The recovery from the pandemic offers Africa a chance to boost growth using renewable energy. This is not only climate-friendly, but also creates jobs. No power lines need to be built. Small, privately operated solar systems that function independently of the public grid (so-called mini-grids) are a sustainable solution, especially for remote regions. They can supply electricity to pumps, mills or cooling systems, for example.

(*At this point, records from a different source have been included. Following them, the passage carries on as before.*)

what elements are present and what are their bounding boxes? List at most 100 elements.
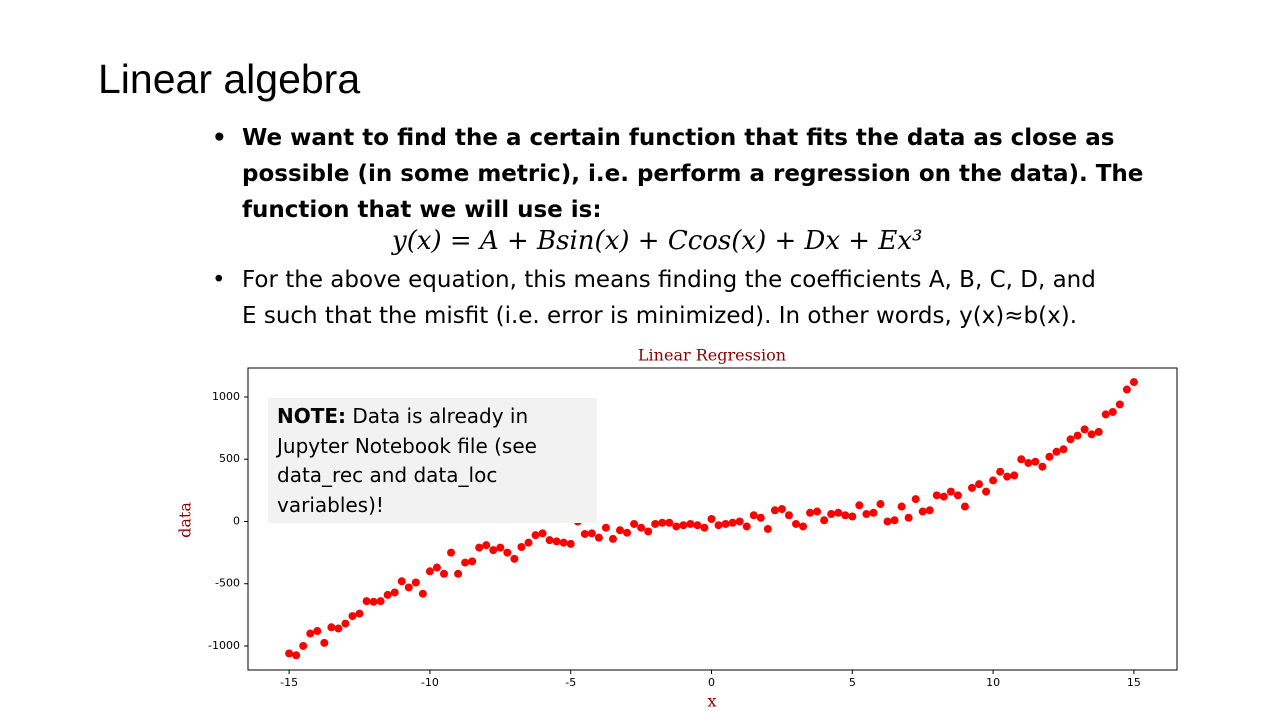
point [1073, 431, 1082, 440]
point [714, 521, 723, 530]
note-line: data_rec and data_loc [277, 463, 498, 487]
point [841, 511, 850, 520]
point [791, 519, 800, 528]
point [967, 483, 976, 492]
x-tick-label: 10 [986, 676, 1000, 689]
x-tick-label: 15 [1127, 676, 1141, 689]
point [1059, 445, 1068, 454]
point [404, 583, 413, 592]
point [348, 612, 357, 621]
point [425, 567, 434, 576]
point [489, 546, 498, 555]
point [1129, 378, 1138, 387]
point [468, 557, 477, 566]
point [749, 511, 758, 520]
bullet-line: function that we will use is: [242, 197, 602, 223]
slide-title: Linear algebra [98, 56, 361, 102]
point [904, 513, 913, 522]
point [608, 534, 617, 543]
point [418, 589, 427, 598]
point [524, 538, 533, 547]
y-tick-label: -500 [215, 577, 240, 590]
point [925, 506, 934, 515]
point [883, 517, 892, 526]
point [953, 491, 962, 500]
point [911, 495, 920, 504]
plot-frame [247, 367, 1178, 671]
x-tick-label: 5 [849, 676, 856, 689]
y-tick-label: -1000 [208, 639, 240, 652]
point [1122, 385, 1131, 394]
point [334, 624, 343, 633]
point [362, 597, 371, 606]
point [1101, 410, 1110, 419]
point [813, 507, 822, 516]
point [658, 518, 667, 527]
point [482, 541, 491, 550]
point [503, 548, 512, 557]
y-tick-label: 500 [219, 452, 240, 465]
point [1080, 425, 1089, 434]
point [890, 516, 899, 525]
point [517, 543, 526, 552]
point [637, 523, 646, 532]
point [355, 609, 364, 618]
point [932, 491, 941, 500]
point [376, 597, 385, 606]
point [566, 539, 575, 548]
point [784, 511, 793, 520]
note-line: NOTE: Data is already in [277, 402, 587, 432]
point [946, 487, 955, 496]
bullet-line: possible (in some metric), i.e. perform … [242, 161, 1144, 187]
point [299, 641, 308, 650]
point [1010, 471, 1019, 480]
point [876, 500, 885, 509]
point [707, 515, 716, 523]
point [862, 510, 871, 519]
point [545, 536, 554, 545]
point [665, 518, 674, 527]
point [1052, 447, 1061, 456]
point [390, 588, 399, 597]
bullet-line: E such that the misfit (i.e. error is mi… [242, 303, 1078, 329]
point [439, 569, 448, 578]
point [679, 521, 688, 530]
point [496, 543, 505, 552]
point [686, 519, 695, 528]
point [834, 508, 843, 517]
point [285, 649, 294, 658]
point [939, 492, 948, 501]
point [411, 578, 420, 587]
point [454, 569, 463, 578]
point [897, 502, 906, 511]
y-tick-label: 1000 [212, 390, 240, 403]
point [989, 476, 998, 485]
y-tick-label: 0 [233, 514, 240, 527]
point [341, 619, 350, 628]
point [777, 505, 786, 514]
note-line: Jupyter Notebook file (see [277, 433, 537, 458]
bullet: For the above equation, this means findi… [212, 262, 1096, 334]
point [369, 597, 378, 606]
point [820, 516, 829, 525]
point [672, 522, 681, 531]
point [763, 524, 772, 533]
point [827, 510, 836, 519]
point [623, 528, 632, 537]
point [1087, 430, 1096, 439]
point [320, 638, 329, 647]
point [756, 513, 765, 522]
x-tick-label: -10 [421, 676, 439, 689]
point [1066, 435, 1075, 444]
bullet: We want to find the a certain function t… [212, 120, 1144, 228]
point [644, 527, 653, 536]
point [292, 651, 301, 660]
point [848, 512, 857, 521]
point [918, 507, 927, 516]
point [806, 508, 815, 517]
bullet-line: For the above equation, this means findi… [242, 267, 1096, 293]
equation: y(x) = A + Bsin(x) + Ccos(x) + Dx + Ex³ [392, 226, 923, 256]
point [982, 487, 991, 496]
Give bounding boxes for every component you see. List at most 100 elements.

On behalf of the German Federal Ministry for Economic Cooperation and Development (BMZ), KfW has now established the foundation “Clean Energy and Energy Inclusion for Africa” (CEI Africa), which provides funding for the acquisition and installation of such mini-grids. Grants from the foundation provide incentives for companies in Africa to invest in renewable energies. In addition, CEI Africa will partner with digital lending platforms called crowdlenders to finance mini-grids and small energy solutions such as solar lighting, home solar systems, solar-powered mills, pumps and cooling systems. The foundation will have an initial budget of up to EUR 49 million.
Up to now, the operators of existing mini-grids in Africa have often been small and medium-sized enterprises with limited access to financing. The project is intended to make it easier for them to grow as well.
High need for investment
The World Bank estimates that up to twelve billion US dollars will be needed to set up mini-grids in Africa over the next ten years. Local banks often lack the know-how, staff and capital to finance them. The Corona pandemic has further complicated the provision of funds locally.
The foundation is therefore taking an innovative approach and enabling citizens from all over the world to participate in the financing of projects reviewed and financed by the foundation via crowdlending. For this purpose, the foundation enters a cooperation with platforms such as the Swedish crowdlender "TRINE". In this way, small savers, including migrants (diaspora investors), can participate in the financing of the mini-grids.
At least 190 mini-grids
The aim of the project is to use the funds of the CEI Africa foundation to enable at least 190 mini-grids and other small, decentralised and climate-friendly solutions for energy supply. Climate-friendly electricity generation capacities of almost 17 megawatts will be created. Emissions of 55,000 tonnes of carbon dioxide will be avoided annually from the time the mini-grids come on stream. More than 350,000 people will gain access to clean electricity.
Switzerland and Austria have already signalled concrete interest in participating in the foundation. The goal is to increase the number of electricity connections supported by the foundation tenfold in 10 years through the commitment of other donors. The project contributes to the reduction of energy poverty, i.e. the development goal SDG 7 to realise electricity for all by 2030.
Wide range of approaches
The CEI foundation is not Germany's only initiative to promote sustainable energy in Africa. With "Green Citizen Energy for Africa: Mozambique", KfW is committed to building mini-grids in Mozambique on behalf of the BMZ with around EUR 23.5 million. This will supply at least 7,000 businesses and households in remote rural regions, some of which will receive electricity for the first time.
In other cases, environmentally harmful diesel generators will be replaced. In total, plants with a capacity of about three megawatts of electricity are being built. The innovative aspect of the solution is that in addition to the mini-solar power plants, energy storage systems are also being installed and funds are being made available to promote the commercial use of electricity and thus employment. Mozambique is one of the ten poorest countries in the world. "Green citizen energy" projects that serve rural electricity supply exist in eight other countries in Africa. On behalf of the German government, KfW uses a wide range of approaches to meet the specific needs of each region.